Un prélèvement urinaire est réalisé avant toute antibiothérapie.

→ Pour une bandelette urinaire : il se fait sur le 2e jet d’urine, sans toilette périnéale préalable, dans un récipient propre (mais pas nécessairement stérile).

→ Pour un ECBU : il se fait sur le 2e jet d’urine dans un récipient stérile après une toilette soigneuse (gel nettoyant doux ou Dakin…) de la vulve ou du gland.

Le recueil peut également se faire par sondage urinaire (ou étui pénien) ou par ponction sus-pubienne.

→ Chez le petit enfant, le recueil des urines peut s’effectuer au moyen d’une poche stérile (type Urinocol), après désinfection au Dakin. À remplacer au bout d’une demi-heure en l’absence d’émission d’urine.

Traitement

→ Cystite aiguë simple : une antibiothérapie courte, en dose unique, constitue le traitement de première intention : fosfomycine-trométamol (Monuril, à prendre à 2 ou 3 heures de distance des repas). Une fluoroquinolone peut être proposée en deuxième intention, sur 3 jours (pour éviter les résistances bactériennes) ou en traitement monodose (Uniflox, Monoflocet…). La nitrofurantoïne est proposée en dernière intention, du fait de son rapport bénéfice/risque défavorable.

→ Cystite aiguë compliquée : l’antibiothérapie (céfixime ou une fluoroquinolone en traitement probabiliste pendant au moins 5 jours) est adaptée aux résultats de l’antibiogramme. Chez l’enfant, on utilise le cotrimoxazole (Bactrim) ou le céfixime (Oroken) pendant 3 à 5 jours.

→ Cystites récidivantes : outre la correction des facteurs favorisants, chaque épisode de cystite peut être traité comme une cystite simple. La mise en route d’une antibiothérapie préventive au long court est évaluée au cas par cas. Les compléments alimentaires à base de canneberge sont parfois proposés.

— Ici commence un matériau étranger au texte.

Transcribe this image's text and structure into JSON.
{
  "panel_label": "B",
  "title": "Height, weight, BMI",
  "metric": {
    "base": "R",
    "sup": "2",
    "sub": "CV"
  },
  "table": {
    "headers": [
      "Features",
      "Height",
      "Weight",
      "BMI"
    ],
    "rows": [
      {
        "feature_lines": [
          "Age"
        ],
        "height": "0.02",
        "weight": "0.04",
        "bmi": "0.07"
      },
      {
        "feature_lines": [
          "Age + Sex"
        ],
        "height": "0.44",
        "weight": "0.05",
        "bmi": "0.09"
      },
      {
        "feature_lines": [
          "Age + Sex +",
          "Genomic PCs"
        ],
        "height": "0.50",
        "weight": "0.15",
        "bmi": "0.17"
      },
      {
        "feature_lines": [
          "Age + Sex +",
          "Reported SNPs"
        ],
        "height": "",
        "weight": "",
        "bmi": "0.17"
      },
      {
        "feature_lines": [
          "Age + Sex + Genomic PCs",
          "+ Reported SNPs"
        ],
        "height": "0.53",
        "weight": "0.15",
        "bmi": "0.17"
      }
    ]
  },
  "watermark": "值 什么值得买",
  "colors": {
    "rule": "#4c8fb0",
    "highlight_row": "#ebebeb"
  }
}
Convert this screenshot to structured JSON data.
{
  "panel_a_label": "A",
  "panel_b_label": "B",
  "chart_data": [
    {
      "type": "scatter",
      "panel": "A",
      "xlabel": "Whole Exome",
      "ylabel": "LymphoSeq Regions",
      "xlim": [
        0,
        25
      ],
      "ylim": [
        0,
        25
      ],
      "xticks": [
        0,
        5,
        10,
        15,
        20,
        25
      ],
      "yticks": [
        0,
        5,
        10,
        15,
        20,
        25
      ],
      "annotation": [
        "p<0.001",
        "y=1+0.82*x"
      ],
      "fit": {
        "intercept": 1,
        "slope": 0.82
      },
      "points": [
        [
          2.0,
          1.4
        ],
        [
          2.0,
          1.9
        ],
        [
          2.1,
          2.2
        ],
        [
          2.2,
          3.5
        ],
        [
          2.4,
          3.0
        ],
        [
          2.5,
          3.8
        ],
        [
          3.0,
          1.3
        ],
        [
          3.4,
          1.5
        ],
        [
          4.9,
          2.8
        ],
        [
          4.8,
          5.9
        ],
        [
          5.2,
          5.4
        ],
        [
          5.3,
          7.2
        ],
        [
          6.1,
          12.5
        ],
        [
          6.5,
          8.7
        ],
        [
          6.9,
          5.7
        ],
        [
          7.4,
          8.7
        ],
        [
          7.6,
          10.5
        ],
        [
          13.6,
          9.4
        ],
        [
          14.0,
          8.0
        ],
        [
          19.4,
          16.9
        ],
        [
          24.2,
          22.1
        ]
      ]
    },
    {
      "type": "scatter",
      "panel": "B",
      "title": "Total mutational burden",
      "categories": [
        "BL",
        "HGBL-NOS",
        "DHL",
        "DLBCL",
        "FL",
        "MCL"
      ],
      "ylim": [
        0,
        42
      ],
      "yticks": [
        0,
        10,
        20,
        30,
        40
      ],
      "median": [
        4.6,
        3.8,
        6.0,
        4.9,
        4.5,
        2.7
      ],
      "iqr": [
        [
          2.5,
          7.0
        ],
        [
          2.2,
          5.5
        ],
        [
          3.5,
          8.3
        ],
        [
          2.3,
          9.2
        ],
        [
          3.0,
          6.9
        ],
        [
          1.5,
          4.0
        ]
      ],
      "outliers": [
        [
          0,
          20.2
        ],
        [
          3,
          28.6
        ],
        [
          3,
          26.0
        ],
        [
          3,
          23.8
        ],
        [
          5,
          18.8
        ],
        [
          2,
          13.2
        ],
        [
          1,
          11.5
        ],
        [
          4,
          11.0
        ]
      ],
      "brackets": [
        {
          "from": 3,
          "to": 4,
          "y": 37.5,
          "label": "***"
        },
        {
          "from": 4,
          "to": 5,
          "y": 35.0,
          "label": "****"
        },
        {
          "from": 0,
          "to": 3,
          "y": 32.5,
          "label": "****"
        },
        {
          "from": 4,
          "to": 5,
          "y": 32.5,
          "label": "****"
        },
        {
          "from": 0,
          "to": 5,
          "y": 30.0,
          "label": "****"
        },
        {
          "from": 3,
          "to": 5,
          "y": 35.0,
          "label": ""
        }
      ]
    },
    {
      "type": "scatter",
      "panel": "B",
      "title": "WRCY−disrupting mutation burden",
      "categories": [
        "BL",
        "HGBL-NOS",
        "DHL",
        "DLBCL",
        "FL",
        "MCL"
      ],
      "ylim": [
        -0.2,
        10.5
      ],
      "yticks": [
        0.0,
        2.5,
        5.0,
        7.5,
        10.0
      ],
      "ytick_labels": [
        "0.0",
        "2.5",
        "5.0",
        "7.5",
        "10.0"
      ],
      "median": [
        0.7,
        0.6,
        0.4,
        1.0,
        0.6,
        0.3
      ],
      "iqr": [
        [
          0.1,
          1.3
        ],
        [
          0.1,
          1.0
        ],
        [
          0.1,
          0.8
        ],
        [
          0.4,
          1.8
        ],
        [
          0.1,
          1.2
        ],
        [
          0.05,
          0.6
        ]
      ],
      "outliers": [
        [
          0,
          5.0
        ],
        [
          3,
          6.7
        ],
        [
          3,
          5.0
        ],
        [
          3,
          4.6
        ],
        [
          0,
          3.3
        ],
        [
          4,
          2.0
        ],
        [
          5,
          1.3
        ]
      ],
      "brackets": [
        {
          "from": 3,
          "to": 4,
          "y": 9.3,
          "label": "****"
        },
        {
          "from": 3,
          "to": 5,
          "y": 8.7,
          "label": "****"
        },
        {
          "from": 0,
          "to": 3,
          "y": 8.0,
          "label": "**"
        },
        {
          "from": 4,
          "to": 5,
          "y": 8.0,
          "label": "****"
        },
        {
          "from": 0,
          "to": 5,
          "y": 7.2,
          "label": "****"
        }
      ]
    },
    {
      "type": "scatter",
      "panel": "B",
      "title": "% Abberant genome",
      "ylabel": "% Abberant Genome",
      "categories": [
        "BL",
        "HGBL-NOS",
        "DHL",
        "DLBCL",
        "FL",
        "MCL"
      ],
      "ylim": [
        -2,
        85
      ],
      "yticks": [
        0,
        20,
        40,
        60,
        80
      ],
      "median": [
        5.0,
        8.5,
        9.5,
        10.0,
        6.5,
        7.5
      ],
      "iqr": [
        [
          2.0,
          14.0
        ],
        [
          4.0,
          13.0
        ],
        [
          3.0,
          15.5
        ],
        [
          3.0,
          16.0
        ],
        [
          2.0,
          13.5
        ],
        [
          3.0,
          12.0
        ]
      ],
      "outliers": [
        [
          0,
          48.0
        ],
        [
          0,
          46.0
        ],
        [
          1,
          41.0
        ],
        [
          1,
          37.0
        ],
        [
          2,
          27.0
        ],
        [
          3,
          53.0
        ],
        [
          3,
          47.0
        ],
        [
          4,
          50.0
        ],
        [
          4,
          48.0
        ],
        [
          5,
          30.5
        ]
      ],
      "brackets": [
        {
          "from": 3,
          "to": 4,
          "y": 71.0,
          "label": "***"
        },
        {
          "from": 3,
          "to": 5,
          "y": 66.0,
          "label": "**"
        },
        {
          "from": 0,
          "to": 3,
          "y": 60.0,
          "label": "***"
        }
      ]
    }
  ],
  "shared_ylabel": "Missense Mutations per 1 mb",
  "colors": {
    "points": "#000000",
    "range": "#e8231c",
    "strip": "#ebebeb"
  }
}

→ En cas de pyélonéphrite ou de prostatite, l’antibiothérapie (fluoroquinolone ou ceftriaxone injectable, Rocephine) est adaptée aux résultats de l’antibiogramme. Sa durée va de 10 à 14 jours, en cas de pyélonéphrite simple, à 21 jours ou plus, en cas de pyélonéphrite compliquée.

→ Chez la femme enceinte, une antibiothérapie adaptée aux résultats de l’antibiogramme est systématique, même en cas de bactériurie asymptomatique. Une hospitalisation initiale est recommandée en cas de pyélonéphrite.

Prévention

Les apports hydriques doivent être suffisants. Il faut que les mictions soient régulières et complètes, afin d’éviter la stagnation des urines (et la prolifération des bactéries). Il convient de lutter, également, contre la constipation.

On apprendra aux enfants à ne pas se retenir, aux petites filles à s’essuyer d’avant en arrière. Enfin, en cas de cystite post-coïtale, il faut recommander une miction après les rapports.

SOURCES UTILES

→ Association française d’urologie www.urofrance.org, onglet « Outils et recommandations ».

→ Société de pathologie infectieuse de langue française www.infectiologie.com, onglet « Documents ».

INFECTIONS URINAIRES NOSOCOMIALES

Chez le patient sondé

→ Elles sont très fréquentes chez le patient sondé. Dans cette situation, il faut distinguer la colonisation de la sonde d’une « véritable » infection urinaire. La colonisation de la sonde est fréquente, et même systématique en cas de sonde à demeure. L’antibiothérapie n’est pas recommandée, sauf cas particulier (patient immunodéprimé, en post-opératoire…). Une infection urinaire survenant rapidement après la pose d’une sonde vésicale doit faire suspecter une infection nosocomiale liée au geste médical. Dans cette situation, les souches bactériennes isolées sont souvent multirésistantes aux antibiotiques. Seuls les patients symptomatiques sont traités par antibiotique, adapté aux résultats de l’antibiogramme. Mesures de prévention : limitation de la durée du sondage vésical ; désinfection des mains avant et après chaque manipulation de la sonde ; mise en place de la sonde et du sac de recueil dans des conditions d'asepsie ; isolement géographique des patients sondés, infectés ou colonisés.